Currently setting up a 75g. Its currently running an fx4 & and a penguin 350 hob. The 350 is noisy and I think I'd rather have 2 cannisters and just ditch the hob. At first I was going to go with the fluval 06 series until I read all the reviews about the leak issues. Anyone have suggestions on something reliable to pair with the fx4?


----------



## Miabean (Jan 22, 2019)

I personally have used several Fluval filters from the 06 series. I have four running right now and I've never once had a leak. I have two 404s that have been running for probably 10 years with no issues other than an impeller that I broke during cleaning. I think they are great filters.


----------



## Kipnlilo (Feb 23, 2018)

If you like the FX4, you could always get another one of those. I haven't had any big issues with the FX4 or FX6.


----------



## nqsc (Jan 4, 2019)

Kipnlilo said:


> If you like the FX4, you could always get another one of those. I haven't had any big issues with the FX4 or FX6.


I thought about that, & still might go that route. I just figured 2 of them would be too much for a 75.


----------



## Kipnlilo (Feb 23, 2018)

Another FX4 or equivalent, a little overkill, maybe. Too much, I don't think so. But, we all know what will happen next. You will eventually get a bigger tank, have a break down on another, etc. Then you'll be saying, "I'm glad I bought the larger filter." Or "I wish I would have bought the bigger one." All this said, if you watch the sale ads at the retail stores, you can sometimes get the FX6 for the price of an FX4 or less.


----------



## nqsc (Jan 4, 2019)

Kipnlilo said:


> Another FX4 or equivalent, a little overkill, maybe.
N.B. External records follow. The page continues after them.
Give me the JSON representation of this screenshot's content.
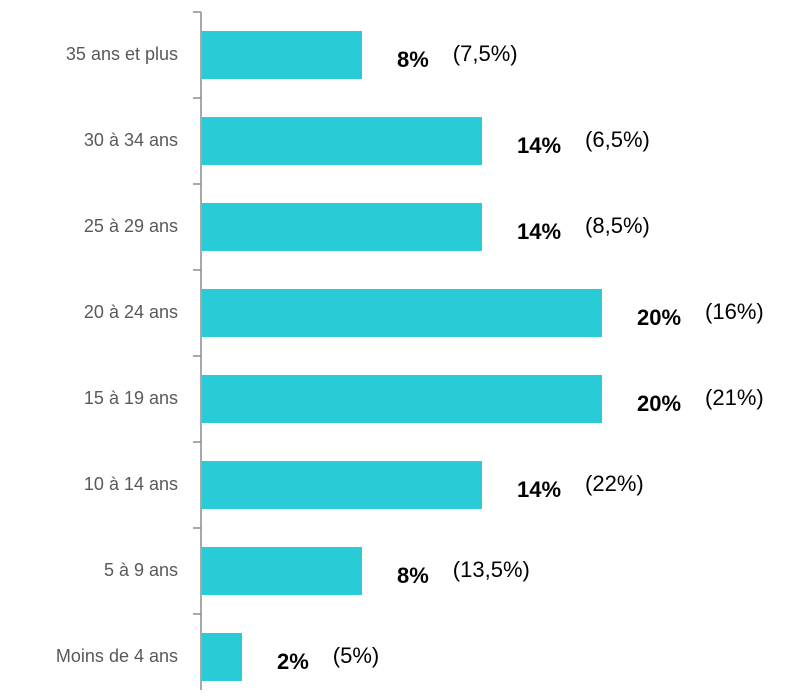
{
  "chart_data": {
    "type": "hbar",
    "categories": [
      "35 ans et plus",
      "30 à 34 ans",
      "25 à 29 ans",
      "20 à 24 ans",
      "15 à 19 ans",
      "10 à 14 ans",
      "5 à 9 ans",
      "Moins de 4 ans"
    ],
    "values": [
      8,
      14,
      14,
      20,
      20,
      14,
      8,
      2
    ],
    "value_labels": [
      "8%",
      "14%",
      "14%",
      "20%",
      "20%",
      "14%",
      "8%",
      "2%"
    ],
    "annotations": [
      "(7,5%)",
      "(6,5%)",
      "(8,5%)",
      "(16%)",
      "(21%)",
      "(22%)",
      "(13,5%)",
      "(5%)"
    ],
    "color": "#29ccd6",
    "xlim": [
      0,
      20
    ]
  }
}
Too much, I don't think so. But, we all know what will happen next. You will eventually get a bigger tank, have a break down on another, etc. Then you'll be saying, "I'm glad I bought the larger filter." Or "I wish I would have bought the bigger one." All this said, if you watch the sale ads at the retail stores, you can sometimes get the FX6 for the price of an FX4 or less.


I like the way you think, I'm gonna do that.


----------



## james1983 (Dec 23, 2007)

The Rena filstars are good. I had one running for over 12 years, quick and easy to clean.


----------



## excaliber (Jan 1, 2019)

I wish I would have spent more time talking to the pros who raise fish for a living before buying filters for our new tanks. I bought into the I need large canister filters or two and have to have 10 times turnover + per/hr for my tanks to work properly.
Had I known what I know now I would have never bought the FX-4's. Sponge filters and AC110's are what I'm doing now.


----------



## wryan (Dec 6, 2015)

excaliber said:


> I wish I would have spent more time talking to the pros who raise fish for a living before buying filters for our new tanks. I bought into the I need large canister filters or two and have to have 10 times turnover + per/hr for my tanks to work properly.
> Had I known what I know now I would have never bought the FX-4's. Sponge filters and AC110's are what I'm doing now.


 :thumb:

Sponge filters alone can handle a tank ... or a pond.

The biggest downside is that they don't pick up (much) detritus or other debris.

OTOH, canisters, HOB's and sumps might pick up a lot of detritus and debris ... but it's still in the water column, breaking down and going through the nitrogen cycle ... at least until you clean the filter.

Wash, rinse, repeat ...

But I suppose for a display tank, not having **** on the substrate and floating around in the water is desirable ... :lol:


----------